Um especialista explica: Falta de imaginação da América
Vinte anos depois, o mundo ainda está lutando com as consequências filosóficas, políticas, econômicas e sociais mais profundas daquela época - do ataque mais audacioso ao território americano - e as forças que foram desencadeadas depois.

Nenhum outro evento do século 21 definiu a política internacional da mesma maneira que o de 11 de setembro de 2001.
Vinte anos depois, o mundo ainda está lutando com as consequências filosóficas, políticas, econômicas e sociais mais profundas daquela época - do ataque mais audacioso ao território americano - e as forças que foram desencadeadas depois.
| Explicado: Como voar mudou após os ataques de 11 de setembroEmbora a retirada das tropas americanas do Afeganistão pelo presidente Joe Biden possa sugerir o encerramento da guerra americana contra o terrorismo global, em quase todos os sentidos, em quase todos os lugares, vivemos em um mundo diferente e mais precário.
Como a célebre filósofa Judith Butler nos lembrou em uma série de ensaios polêmicos após os ataques terroristas de 11 de setembro, um sentimento coletivo de vulnerabilidade e luto poderia ter levado a um sentimento mais profundo de solidariedade e à busca por justiça global, se houvesse certas opções de política foi feito.
O especialistaAmitabh Mattoo, um dos principais estudiosos de relações internacionais da Índia, é professor da Escola de Estudos Internacionais da Universidade Jawaharlal Nehru e Professor Honorário de Relações Internacionais da Universidade de Melbourne. Ele foi professor visitante na Universidade de Stanford, no Instituto Joan B Kroc de Estudos para a Paz na Universidade de Notre Dame e no Programa de Controle de Armas, Desarmamento e Segurança Internacional na Universidade de Illinois em Urbana-Champaign.
Mas, infelizmente, vinte anos depois, somos confrontados com um mundo que está provavelmente mais dividido, menos em paz consigo mesmo e ainda em busca de alternativas além das escolhas maniqueístas que confrontam nosso frágil habitat.

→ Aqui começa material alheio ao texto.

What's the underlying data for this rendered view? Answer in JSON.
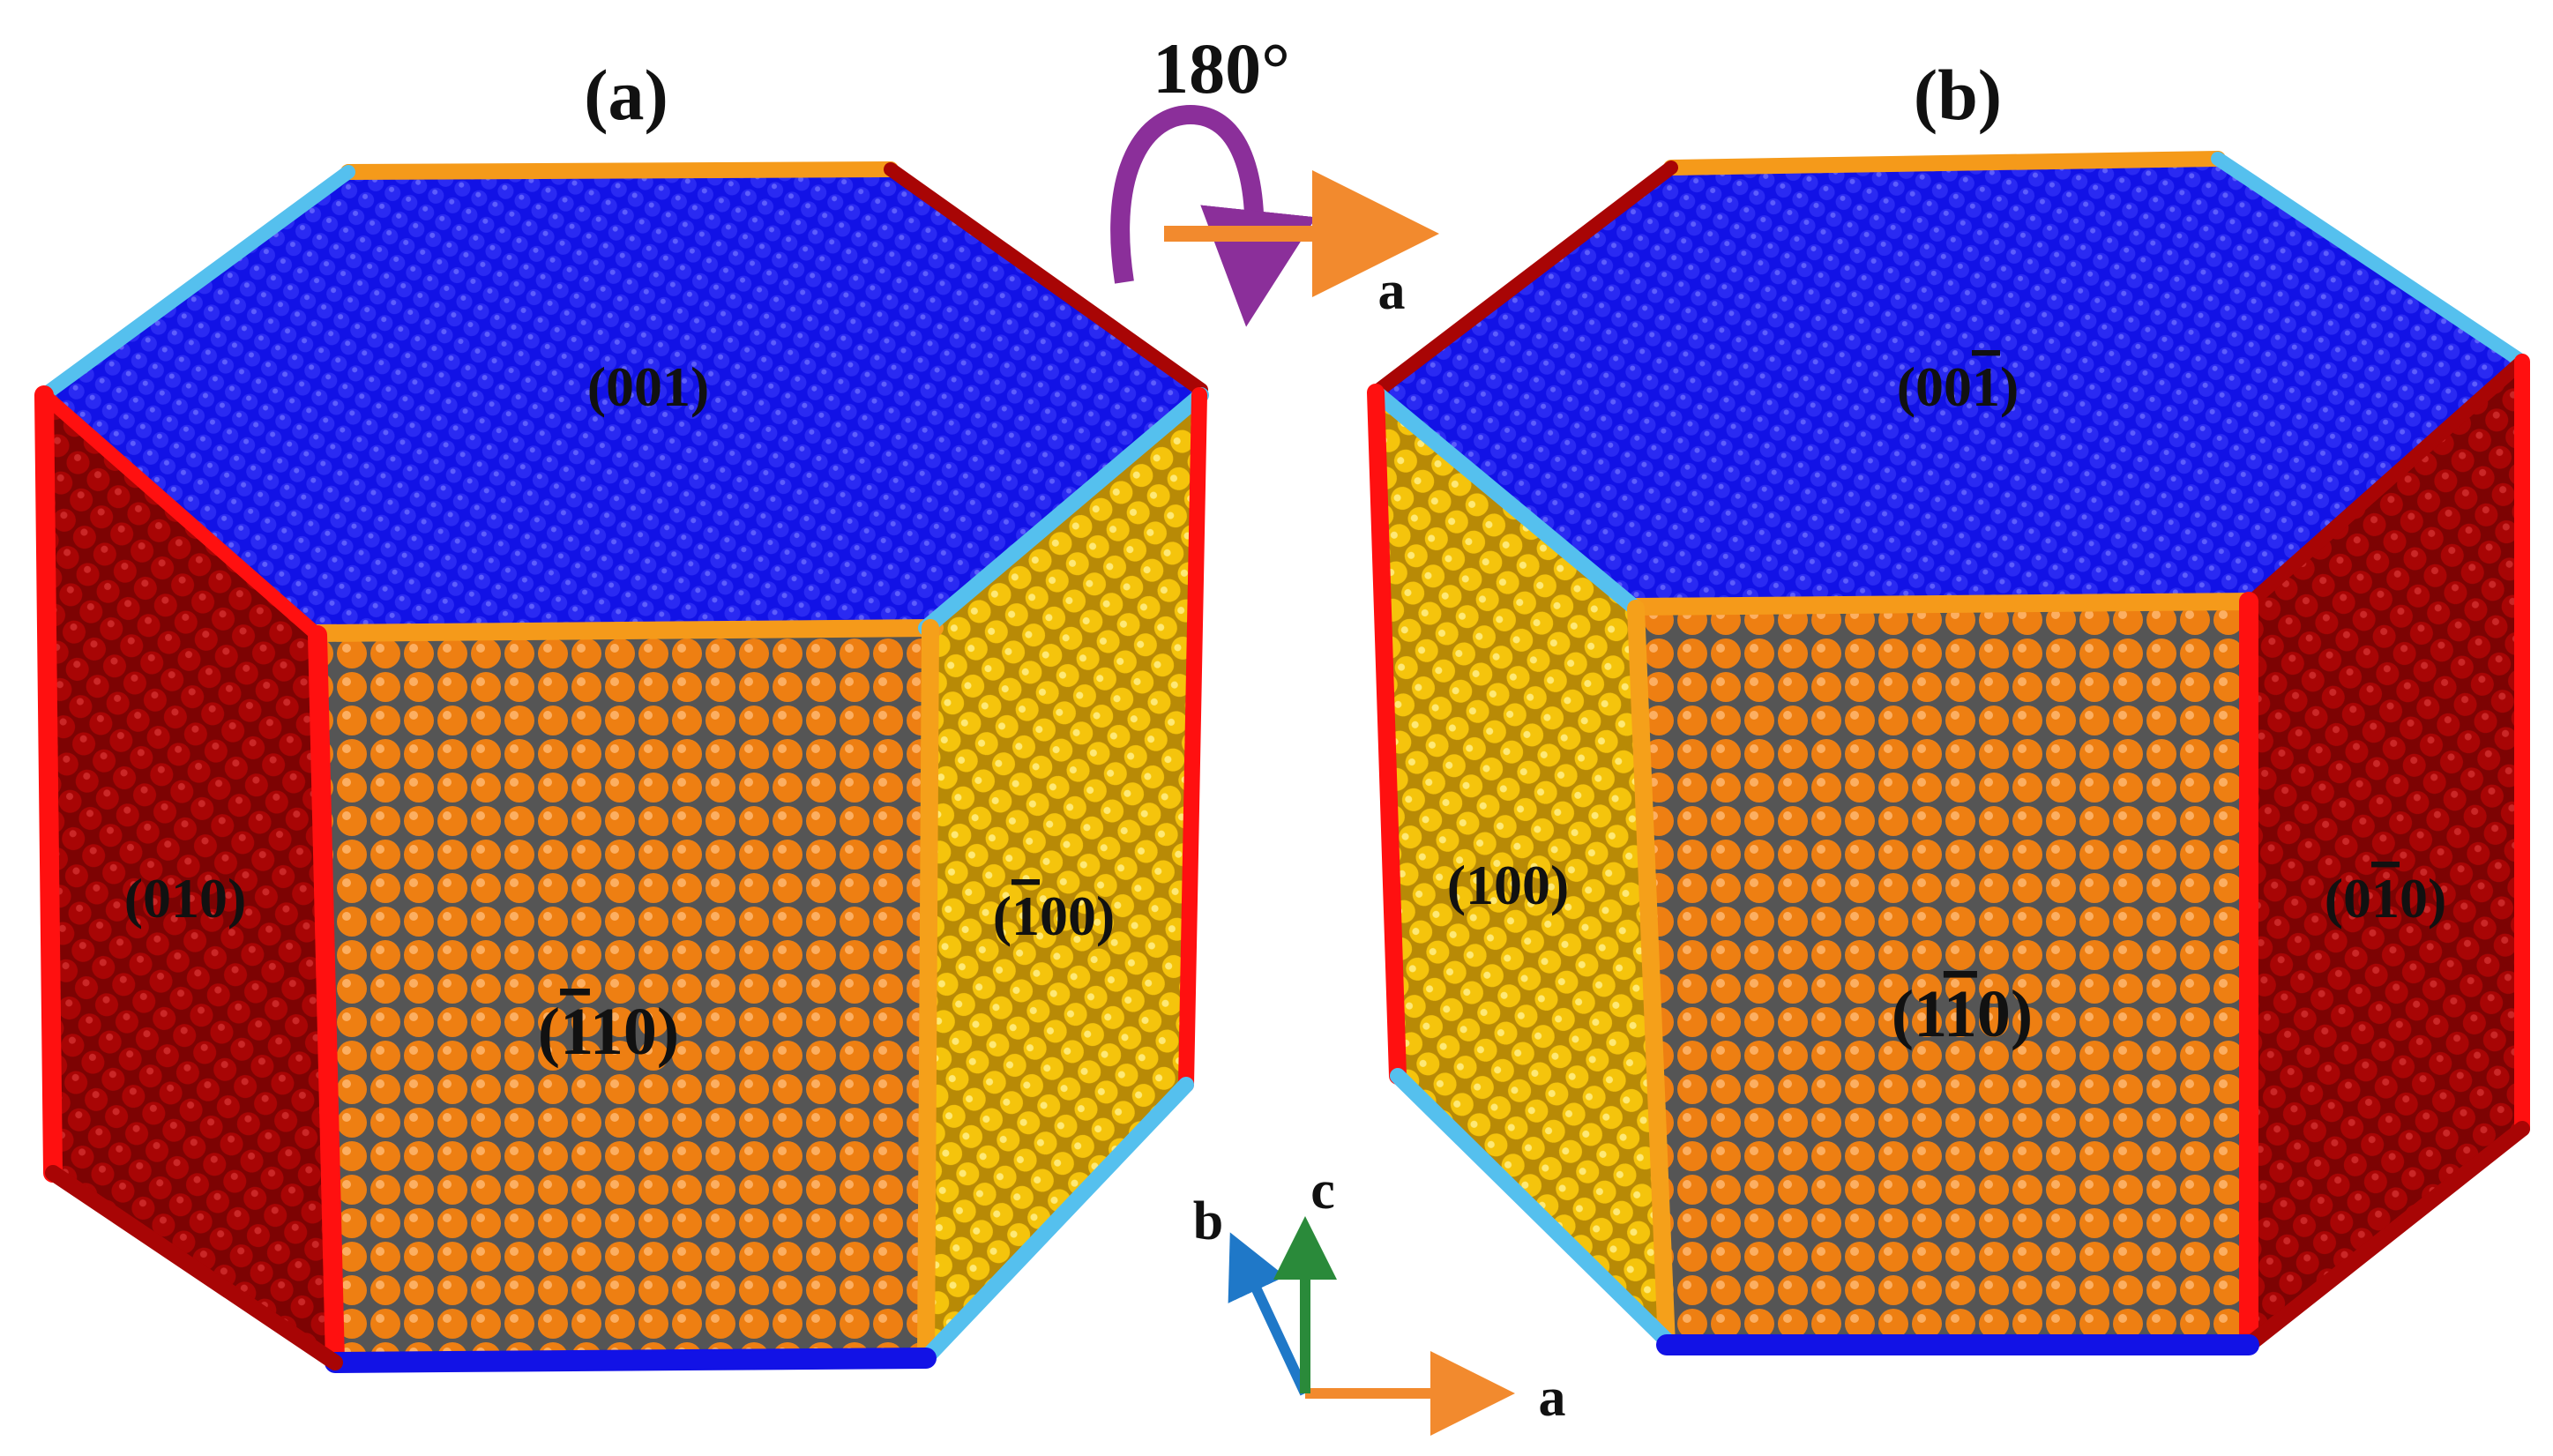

Para a Índia, e grande parte do sul global, a vida era precária mesmo antes que a guerra contra o terrorismo se tornasse parte do discurso hegemônico; após a saída americana do Afeganistão, os níveis de insegurança aumentaram. A estreita identificação da Índia com os EUA, e a dependência deles, destaca fortemente os perigos de se movimentar com superpotências movidas por seus próprios interesses e a necessidade de manter a independência nas escolhas críticas de guerra e paz.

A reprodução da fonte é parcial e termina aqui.